Thursday, June 20, 2013

Uncertainty, slow government and optimal taxes

The optimal taxation literature has come up with incredibly complex and non-linear taxation schemes that have no way of making it into policy. The most complex tax code, the US one, is not complex because that would be socially optimal, it is complex because of special interests. Complex code does not make it past the politicians because they do not understand it, because it appears not to be transparent, or because its mathematical complexity scares everyone.

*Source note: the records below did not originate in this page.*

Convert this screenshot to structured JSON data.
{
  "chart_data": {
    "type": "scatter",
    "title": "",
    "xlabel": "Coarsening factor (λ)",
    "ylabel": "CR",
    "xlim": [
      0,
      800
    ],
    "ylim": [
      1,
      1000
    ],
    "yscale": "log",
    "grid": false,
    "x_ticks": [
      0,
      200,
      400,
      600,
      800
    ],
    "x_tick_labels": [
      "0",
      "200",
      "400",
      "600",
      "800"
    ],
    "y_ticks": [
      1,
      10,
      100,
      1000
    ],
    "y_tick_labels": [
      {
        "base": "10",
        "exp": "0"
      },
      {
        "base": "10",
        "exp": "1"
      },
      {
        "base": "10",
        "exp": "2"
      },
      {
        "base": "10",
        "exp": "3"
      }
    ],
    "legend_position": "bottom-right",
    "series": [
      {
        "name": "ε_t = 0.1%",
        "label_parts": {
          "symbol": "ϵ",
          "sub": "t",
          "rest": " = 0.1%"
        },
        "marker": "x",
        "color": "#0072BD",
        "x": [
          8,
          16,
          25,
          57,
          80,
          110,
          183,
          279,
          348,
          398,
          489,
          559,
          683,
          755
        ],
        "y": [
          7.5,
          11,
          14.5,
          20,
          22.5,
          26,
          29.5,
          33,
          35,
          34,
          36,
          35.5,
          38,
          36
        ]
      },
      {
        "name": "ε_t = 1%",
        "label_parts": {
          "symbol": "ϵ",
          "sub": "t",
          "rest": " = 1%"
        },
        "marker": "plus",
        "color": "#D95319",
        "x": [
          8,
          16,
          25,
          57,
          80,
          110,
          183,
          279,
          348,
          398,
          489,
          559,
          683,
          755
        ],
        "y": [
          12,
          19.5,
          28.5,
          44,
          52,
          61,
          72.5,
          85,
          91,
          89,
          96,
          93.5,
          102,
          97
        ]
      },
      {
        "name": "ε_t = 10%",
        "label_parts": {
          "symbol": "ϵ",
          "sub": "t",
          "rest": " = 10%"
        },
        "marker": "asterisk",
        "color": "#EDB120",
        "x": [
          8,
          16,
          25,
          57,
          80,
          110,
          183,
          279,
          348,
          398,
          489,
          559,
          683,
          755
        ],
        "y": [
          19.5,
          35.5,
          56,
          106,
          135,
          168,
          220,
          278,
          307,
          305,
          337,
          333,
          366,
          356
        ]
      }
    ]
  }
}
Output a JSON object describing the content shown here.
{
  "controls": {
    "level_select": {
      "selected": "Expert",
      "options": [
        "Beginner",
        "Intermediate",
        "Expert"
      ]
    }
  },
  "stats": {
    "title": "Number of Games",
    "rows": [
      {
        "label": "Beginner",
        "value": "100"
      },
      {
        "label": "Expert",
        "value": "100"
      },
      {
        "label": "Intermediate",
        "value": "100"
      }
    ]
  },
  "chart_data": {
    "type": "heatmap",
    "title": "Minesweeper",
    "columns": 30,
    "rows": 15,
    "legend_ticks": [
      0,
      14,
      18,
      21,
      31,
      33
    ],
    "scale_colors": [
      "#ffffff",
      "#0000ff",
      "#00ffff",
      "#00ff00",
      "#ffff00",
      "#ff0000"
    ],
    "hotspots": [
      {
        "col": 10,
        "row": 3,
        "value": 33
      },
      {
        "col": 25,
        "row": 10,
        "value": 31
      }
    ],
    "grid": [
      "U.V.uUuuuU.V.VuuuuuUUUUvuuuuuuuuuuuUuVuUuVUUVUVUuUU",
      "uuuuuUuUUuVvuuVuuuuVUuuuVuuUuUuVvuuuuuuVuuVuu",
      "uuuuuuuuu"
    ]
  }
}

Marcus Berliant and Shota Fujishima claim rather that the lack of complexity on the tax code has to do with sluggishness. Governments can simply not adapt the tax code as fast as conditions change. Of course, they could also set up contingent rules, but I suppose that this is deemed opaque and subject to interpretation. Anyway, one consequence of this sluggishness is that optimal taxes start looking very different. A typical result of standard theory is that the top earner should have a zero marginal tax rate, so as to encourage this most productive person to work more. But when this person changes from period to period, or if this is the same person but he does not reach the maximum income every period, the result does not carry through. The top marginal tax rate needs to be positive to leave some headroom. But the marginal tax rate is still declining at the top. In a way, this is achieved in many countries by allowing for "loopholes" that makes it possible for the most productive people to pay less taxes.